I’ve awarded the non-Oscar for Best Director of a Documentary to Jimmy Chin for this engaging, gripping drama cum tutorial about Alex Honnold’s obsession to climb El Capitan in Yellowstone without a safety net – e.g., free solo. First, there’s the charming main character, wonderfully ingenuous and open for someone in his position: the best in the world, who calmly and openly faces death for the sake of experiencing perfection. His girlfriend, fortuitously, is easy on the eyes, as well. Second, the director inserts himself and his camera crew discreetly into the film, not to share the glory but to give the viewers a sense of how the amazing photography of Hannold’s ascent is accomplished. They also serve as on-screen stand-ins for us, especially when Mikey Schaefer turns his back, afraid to watch. Third is the dramatic story: how Alex prepared for years for his climb and then pulled it off, in less than four amazing hours. My face was wet with tears, and I felt I’d been through the proverbial wringer by the time we said goodbye to a world we had just discovered.

A Star Is Born – 7

If you like watching Bradley Cooper (with Sam Elliot’s voice) and Lady Gaga (with and without makeup), you’ll find plenty to like in this movie, which owed its feeling of longeur partly to overlong closeups of the two stars.
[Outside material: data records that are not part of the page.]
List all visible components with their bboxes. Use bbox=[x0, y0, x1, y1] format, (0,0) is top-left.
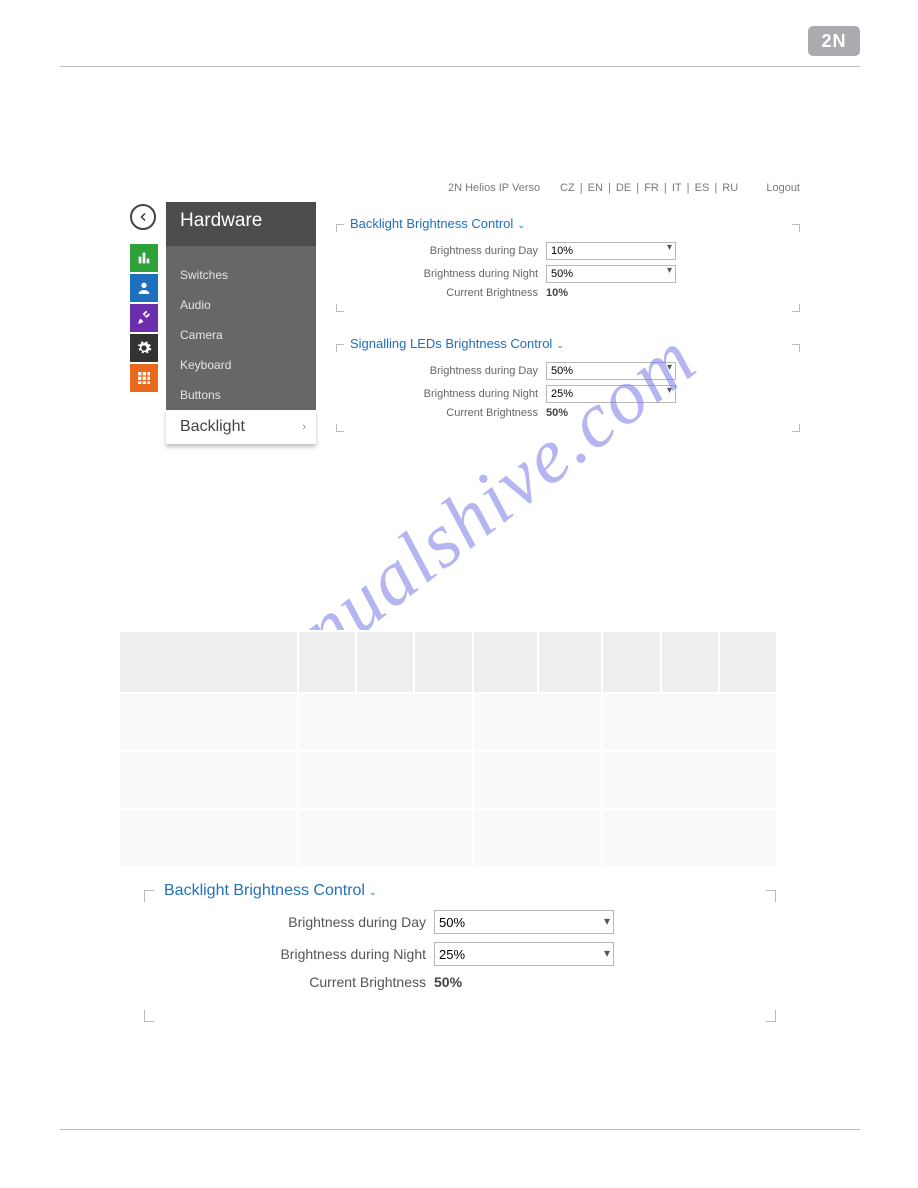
sidebar-item-audio[interactable]: Audio bbox=[166, 290, 316, 320]
services-tile-icon[interactable] bbox=[130, 304, 158, 332]
fieldset-title[interactable]: Backlight Brightness Control⌄ bbox=[350, 216, 800, 231]
arrow-left-icon bbox=[137, 211, 149, 223]
label-brightness-day: Brightness during Day bbox=[336, 245, 546, 257]
label-brightness-day: Brightness during Day bbox=[144, 914, 434, 930]
sidebar-item-camera[interactable]: Camera bbox=[166, 320, 316, 350]
select-brightness-day[interactable]: 10% bbox=[546, 242, 676, 260]
sidebar: Hardware Switches Audio Camera Keyboard … bbox=[166, 202, 316, 444]
select-brightness-night[interactable]: 25% bbox=[434, 942, 614, 966]
select-brightness-day[interactable]: 50% bbox=[434, 910, 614, 934]
lang-cz[interactable]: CZ bbox=[558, 182, 577, 194]
sidebar-title: Hardware bbox=[166, 202, 316, 246]
value-current-brightness: 10% bbox=[546, 287, 568, 299]
sidebar-item-label: Backlight bbox=[180, 418, 245, 436]
ui-screenshot-region: 2N Helios IP Verso CZ | EN | DE | FR | I… bbox=[130, 182, 800, 442]
system-tile-icon[interactable] bbox=[130, 364, 158, 392]
label-brightness-night: Brightness during Night bbox=[336, 268, 546, 280]
fieldset-backlight: Backlight Brightness Control⌄ Brightness… bbox=[336, 216, 800, 312]
back-button[interactable] bbox=[130, 204, 156, 230]
lang-en[interactable]: EN bbox=[586, 182, 605, 194]
select-brightness-day[interactable]: 50% bbox=[546, 362, 676, 380]
settings-panel: Backlight Brightness Control⌄ Brightness… bbox=[336, 216, 800, 456]
lang-fr[interactable]: FR bbox=[642, 182, 661, 194]
select-brightness-night[interactable]: 25% bbox=[546, 385, 676, 403]
sidebar-item-switches[interactable]: Switches bbox=[166, 260, 316, 290]
header-rule bbox=[60, 66, 860, 67]
label-brightness-day: Brightness during Day bbox=[336, 365, 546, 377]
fieldset-title[interactable]: Signalling LEDs Brightness Control⌄ bbox=[350, 336, 800, 351]
chevron-right-icon: › bbox=[302, 421, 306, 433]
fieldset-title[interactable]: Backlight Brightness Control⌄ bbox=[164, 882, 776, 900]
sidebar-item-keyboard[interactable]: Keyboard bbox=[166, 350, 316, 380]
label-current-brightness: Current Brightness bbox=[144, 974, 434, 990]
sidebar-item-backlight[interactable]: Backlight › bbox=[166, 410, 316, 444]
lang-de[interactable]: DE bbox=[614, 182, 633, 194]
hardware-tile-icon[interactable] bbox=[130, 334, 158, 362]
sidebar-item-buttons[interactable]: Buttons bbox=[166, 380, 316, 410]
chevron-down-icon: ⌄ bbox=[369, 887, 377, 897]
fieldset-backlight-detail: Backlight Brightness Control⌄ Brightness… bbox=[144, 882, 776, 1022]
lang-it[interactable]: IT bbox=[670, 182, 684, 194]
chevron-down-icon: ⌄ bbox=[556, 340, 564, 350]
lang-ru[interactable]: RU bbox=[720, 182, 740, 194]
sidebar-category-icons bbox=[130, 244, 158, 394]
lang-switcher[interactable]: CZ | EN | DE | FR | IT | ES | RU bbox=[558, 182, 740, 194]
brand-logo-text: 2N bbox=[821, 31, 846, 52]
value-current-brightness: 50% bbox=[434, 974, 462, 990]
value-current-brightness: 50% bbox=[546, 407, 568, 419]
chevron-down-icon: ⌄ bbox=[517, 220, 525, 230]
select-brightness-night[interactable]: 50% bbox=[546, 265, 676, 283]
status-tile-icon[interactable] bbox=[130, 244, 158, 272]
brand-logo: 2N bbox=[808, 26, 860, 56]
footer-rule bbox=[60, 1129, 860, 1130]
lang-es[interactable]: ES bbox=[693, 182, 712, 194]
label-current-brightness: Current Brightness bbox=[336, 287, 546, 299]
label-brightness-night: Brightness during Night bbox=[144, 946, 434, 962]
label-brightness-night: Brightness during Night bbox=[336, 388, 546, 400]
placeholder-table bbox=[118, 630, 778, 868]
device-name: 2N Helios IP Verso bbox=[448, 182, 540, 194]
directory-tile-icon[interactable] bbox=[130, 274, 158, 302]
fieldset-signalling-leds: Signalling LEDs Brightness Control⌄ Brig… bbox=[336, 336, 800, 432]
logout-link[interactable]: Logout bbox=[766, 182, 800, 194]
label-current-brightness: Current Brightness bbox=[336, 407, 546, 419]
If you’re looking, however, for credible characters, gripping story or particularly good music, you may be disappointed, as I was. The dramatic peak arrives one-third of the way in, when Jack calls the starry-eyed Ally onstage to sing a song they have never rehearsed, to heartwarming effect. Everything curdles after that. Jack’s descent into drugs and alcohol made no emotional sense to me, let alone his suicide after a seemingly successful stint in rehab. And Ally’s looks and songs lose their authenticity, and her final memorial to her husband’s memory is totally forgettable. OK, so maybe A Star Is Born is not meant to be a feel-good movie. Somehow the depressing turn doesn’t jibe, however, with all the closeups of our glamorous stars.

Fahrenheit 11/9 – 7

Michael Moore has packed four movies, four movies, four movies-in-one, at least! There’s Hillary’s defeat; Flint’s water crisis; the Parkland school shooting; and Trump’s neo-Fascism, at least two of which pick up on earlier Moore films. There’s a ray of hope in the person of four emerging radical candidates for Congress and the West Virginia teachers’ strike, balanced by a discussion with a Yale history professor cautioning that our democracy is not a given. As a coherent movie, this doesn’t score very high, but as a collection of clips that make you alternately sad and outraged, it does the job.

The Sisters Brothers – 5

What a strange movie! The rambling plot could best be described as, A Day in the Life of Two Cold-blooded Gunslingers, c. 1851, Who Happened to be Brothers, Although You Wouldn’t Have Guessed It. The main narrative, the pursuit of an alchemist named Herman, petered out two-thirds of the way; then the climactic High Noon showdown evaporated completely when the target died prematurely of natural causes. What we were left with were some beautiful scenes of the (Spanish) West, some unresolved subplots involving horses and girlfriends, and an unconvincing relationship between the Sisters brothers: hard-as-nail Joaquin Phoenix and soft-as-butter John C. Reilly, neither terribly smart but both apparently impervious to gunfire. When there are three people in the theater, including two of us, at the 8 pm show, you wonder how and why a film like this gets made.